Michael Ubaldi, September 8, 2004.
 

I found this in the newsfeed on a financial website, from CNN no less:

Iraq has exported about 130,000 tons of scrap metal to Jordanian trading companies following the U.S.-led invasion, including SA-2 missile engines and equipment that could have been used to make banned weapons, according to U.N. weapons inspectors.

...Among the items discovered at the Jordanian scrap yards were 20 SA-2 missile engines, a solid propellant mixing vessel tagged by UNMOVIC during its 2002-2003 inspection activities in Iraq, parts of an SA-2 air frame and booster and four chemical-related vessels tagged as dual-use items — for legitimate civilian or illicit military use.

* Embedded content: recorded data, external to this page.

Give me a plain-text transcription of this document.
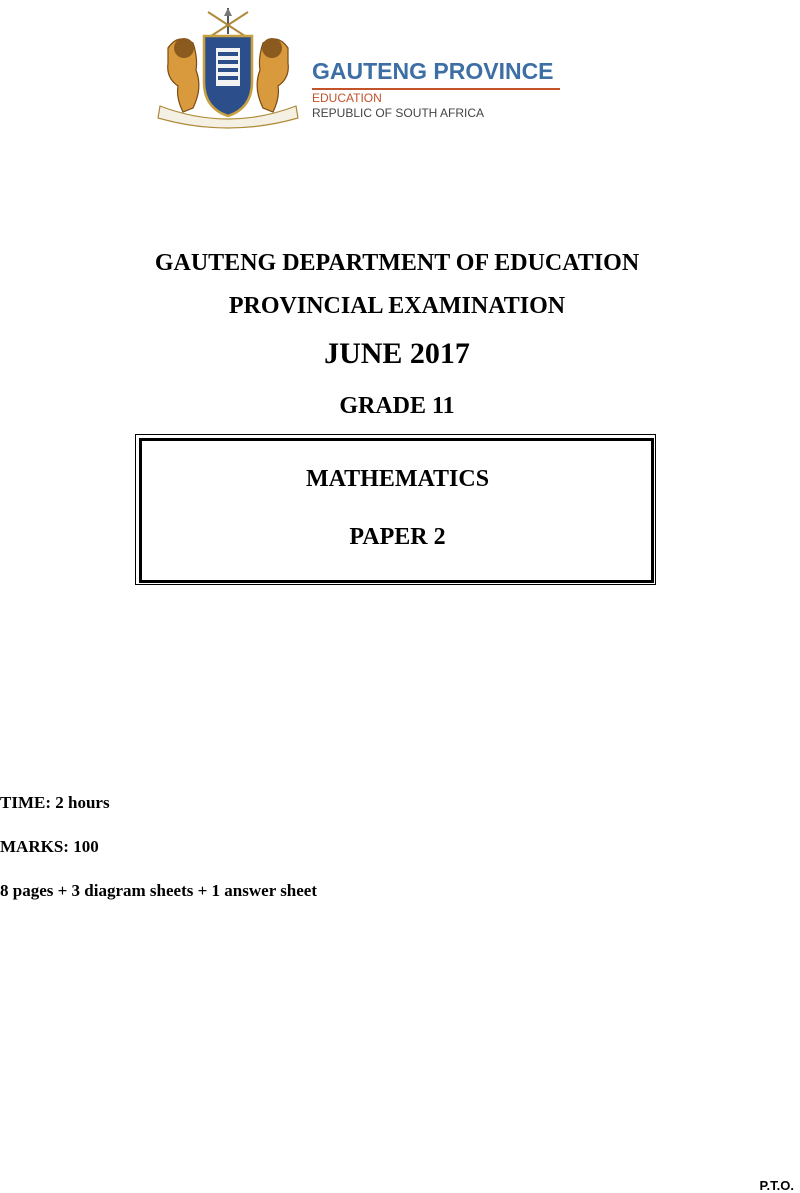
GAUTENG PROVINCE
EDUCATION
REPUBLIC OF SOUTH AFRICA
GAUTENG DEPARTMENT OF EDUCATION
PROVINCIAL EXAMINATION
JUNE 2017
GRADE 11
MATHEMATICS
PAPER 2
TIME: 2 hours
MARKS: 100
8 pages + 3 diagram sheets + 1 answer sheet
P.T.O.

We already know of the incriminating finds made by CIA weapons hunters David Kay and Charles Duelfer, acceptance of which is usually contingent upon one's political leanings. But the other stuff? Between Saddam's highly suspected export to Syria and his junkyard back door, one is reminded of barrels of alcohol smashed and emptied and scattered before G-Men arrived to raid a warehouse eighty-some years ago — the trick of course, was to restart production as soon as the heat was off, a trick Saddam would use with the news from his Franco-Russo allies that, like in 1998, no army would be coming to take him.